Abu Nasser, with the help of friends, migrated to Australia in 1959. He immediately began his political agitation in Melbourne, seeking out Arabs and Palestinians to organise to support Palestinian and Arab nationalism.

Life-long friend Mohammed Saraya said Abu Nasser was a keen supporter of pan-Arab nationalism, believing it was the only way to build a politically, economically and culturally strong Arab world. Abu Nasser married Victoria in 1967 and they named their first son after Gamal Abdel Nasser, an advocate of this cause.

In the 1960s, Abu Nasser, along with others inspired by Yasser Arafat, formed the Australian wing of the Fatah movement, and became an active participant in the Palestinian National Council (Arafat's Palestinian parliament-in-exile). According to Saraya, Abu Nasser attended many of the PNC conferences, keen to help build a future Palestinian state.

Throughout the 1960s and 1970s, Abu Nasser worked tirelessly with other Palestinians and Arabs to establish a range of organisations such as the Arab Association, the Palestinian Association of Sydney and Victoria, the Arab Australian Friendship Association and the Australian Middle East Study Association. He was also instrumental in helping to establish the first Palestinian embassy in Australia.

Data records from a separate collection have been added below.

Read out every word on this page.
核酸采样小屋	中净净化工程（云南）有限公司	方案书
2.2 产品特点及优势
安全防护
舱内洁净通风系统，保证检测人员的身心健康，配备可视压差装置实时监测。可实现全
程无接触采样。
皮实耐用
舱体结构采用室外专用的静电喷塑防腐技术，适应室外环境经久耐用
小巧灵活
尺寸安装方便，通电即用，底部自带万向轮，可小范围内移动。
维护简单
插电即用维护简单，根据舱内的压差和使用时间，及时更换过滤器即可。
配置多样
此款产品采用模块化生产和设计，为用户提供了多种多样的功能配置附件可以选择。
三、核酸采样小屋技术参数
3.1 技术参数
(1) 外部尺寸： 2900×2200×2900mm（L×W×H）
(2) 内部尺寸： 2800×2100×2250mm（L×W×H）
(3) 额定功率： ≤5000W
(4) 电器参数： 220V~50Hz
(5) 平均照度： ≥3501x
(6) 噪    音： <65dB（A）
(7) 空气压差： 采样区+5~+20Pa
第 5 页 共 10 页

Abu Nasser imparted his love of Palestine and his belief in freedom, justice and struggle to his three sons and grandchildren. According to his son Moammar, "Dad always said he had two wives. My most beautiful and precious mother, and Palestine."

In a moving speech, Nasser, his eldest son, told the memorial that his father didn't want, nor ask for, recognition. All he wanted was that "our just struggle not stagger, nor whimper or ever be forgotten. He demanded it grow and grow until victory!"

Dr Bassam Dally of the South Australian Friends of Palestine announced at the memorial the creation of the Shaher Hussein El-Mashni Al Awda Memorial Fund to continue Abu Nasser's work.